Dean took all the money he made from his lyrical and televised mines and invested in everything he could: banks, real estate, racehorses, restaurants, limousines, a lime grove, even a Christmas tree farm. But it was four years after his biggest hit, on Christmas Day in 1965, that a cousin offered him the investment that shaped his legacy. Dean bought into a hog farm, and the jokes wrote themselves faster than the paychecks. The Jimmy Dean Pig Parlor made a little money at first, but then the meat market failed, and the country star started to go broke one hog at a time: “It was like attaching a twenty dollar bill to his tail and saying, ‘Bye.’”

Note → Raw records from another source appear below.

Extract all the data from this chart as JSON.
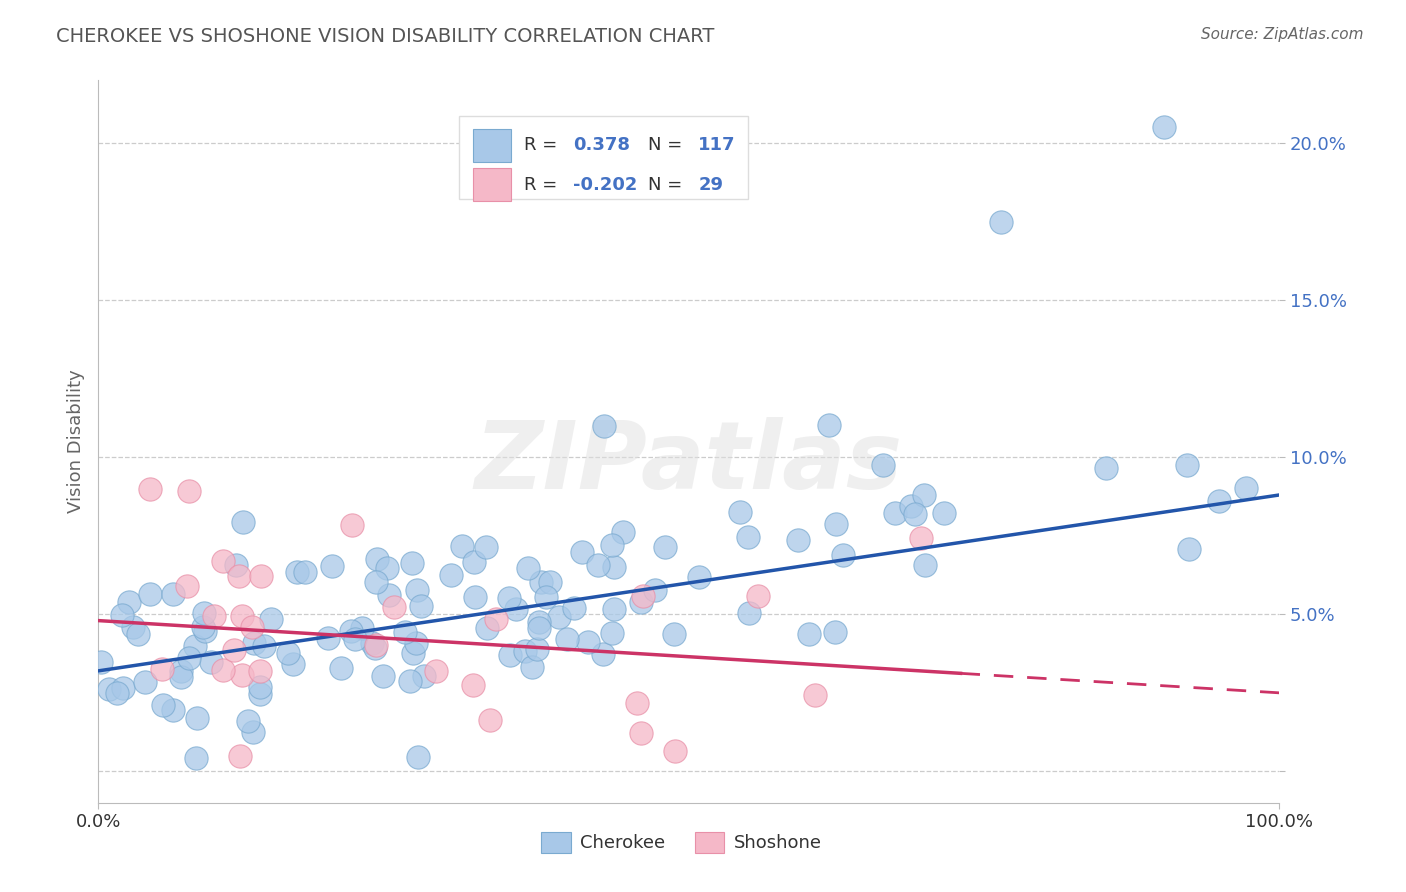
{
  "title": "CHEROKEE VS SHOSHONE VISION DISABILITY CORRELATION CHART",
  "source": "Source: ZipAtlas.com",
  "ylabel": "Vision Disability",
  "xlim": [
    0,
    100
  ],
  "ylim": [
    -1,
    22
  ],
  "cherokee_R": 0.378,
  "cherokee_N": 117,
  "shoshone_R": -0.202,
  "shoshone_N": 29,
  "cherokee_color": "#a8c8e8",
  "cherokee_edge_color": "#7aaad0",
  "shoshone_color": "#f5b8c8",
  "shoshone_edge_color": "#e890a8",
  "cherokee_line_color": "#2255aa",
  "shoshone_line_color": "#cc3366",
  "background_color": "#ffffff",
  "grid_color": "#cccccc",
  "title_color": "#444444",
  "value_color": "#4472c4",
  "label_color": "#333333",
  "cherokee_trend_x0": 0,
  "cherokee_trend_y0": 3.2,
  "cherokee_trend_x1": 100,
  "cherokee_trend_y1": 8.8,
  "shoshone_trend_x0": 0,
  "shoshone_trend_y0": 4.8,
  "shoshone_trend_x1": 100,
  "shoshone_trend_y1": 2.5,
  "shoshone_solid_end_x": 73,
  "watermark": "ZIPatlas"
}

Dean thought it over, and decided he could make his own market. He already had the hogs, he just needed to turn them into something he could market directly to consumers. One ad-libbed ad at a time, Dean started begging Americans to give his sausage a try, and soon enough he was doing more selling than singing. He was a tag-line factory, a sayings machine. He hated focus groups, refused scripts of any kind, and wouldn’t even use cue cards; he liked to sit down in front of the camera and start talking. The advertisements were homegrown, homespun, and home runs: the sausage sold so well that Dean began driving a “SSG KING” vanity plate and said every day of his life was “ground hog day.”
Jimmy Dean became more brand than band, and eventually the Sara Lee Corporation bought both. For three decades, Dean remained the company spokesman, though in 30 Years of Sausage, 50 Years of Ham, he explains how the company decided to keep his name but not him. It was the second time he’d found himself besieged by the business: this time forced out entirely, but years earlier forced to buy his way back in after a family dispute he detailed publicly, poetically in a spoken word number called “Don’t Go into Business with Kinfolks.”
It was a bitter end to a saccharine career, and the man who’d done more to promote country music on mainstream television than almost anyone somehow couldn’t find his way back to the genre that had started and sustained him. Other country artists kicked and screamed their way out of the sixties and seventies, rough and tumbling their cornpone songs into country rock and an outlaw sound, but Dean never did. There weren’t any more chart-toppers after the talky he wrote his mother, that chatty “I.O.U.” number recorded in 1976 that is still today a staple of Mother’s Day radio play, but there was one more song. Dean wrote it with his wife, and although it started as an unassuming alma mater for the high school near where they retired, “Varina” became “Virginia,” and the Deans tried to have their work declared the state song for the Old Dominion. Jimmy Dean might’ve stopped singing, but he never gave up trying to talk his way into something bigger.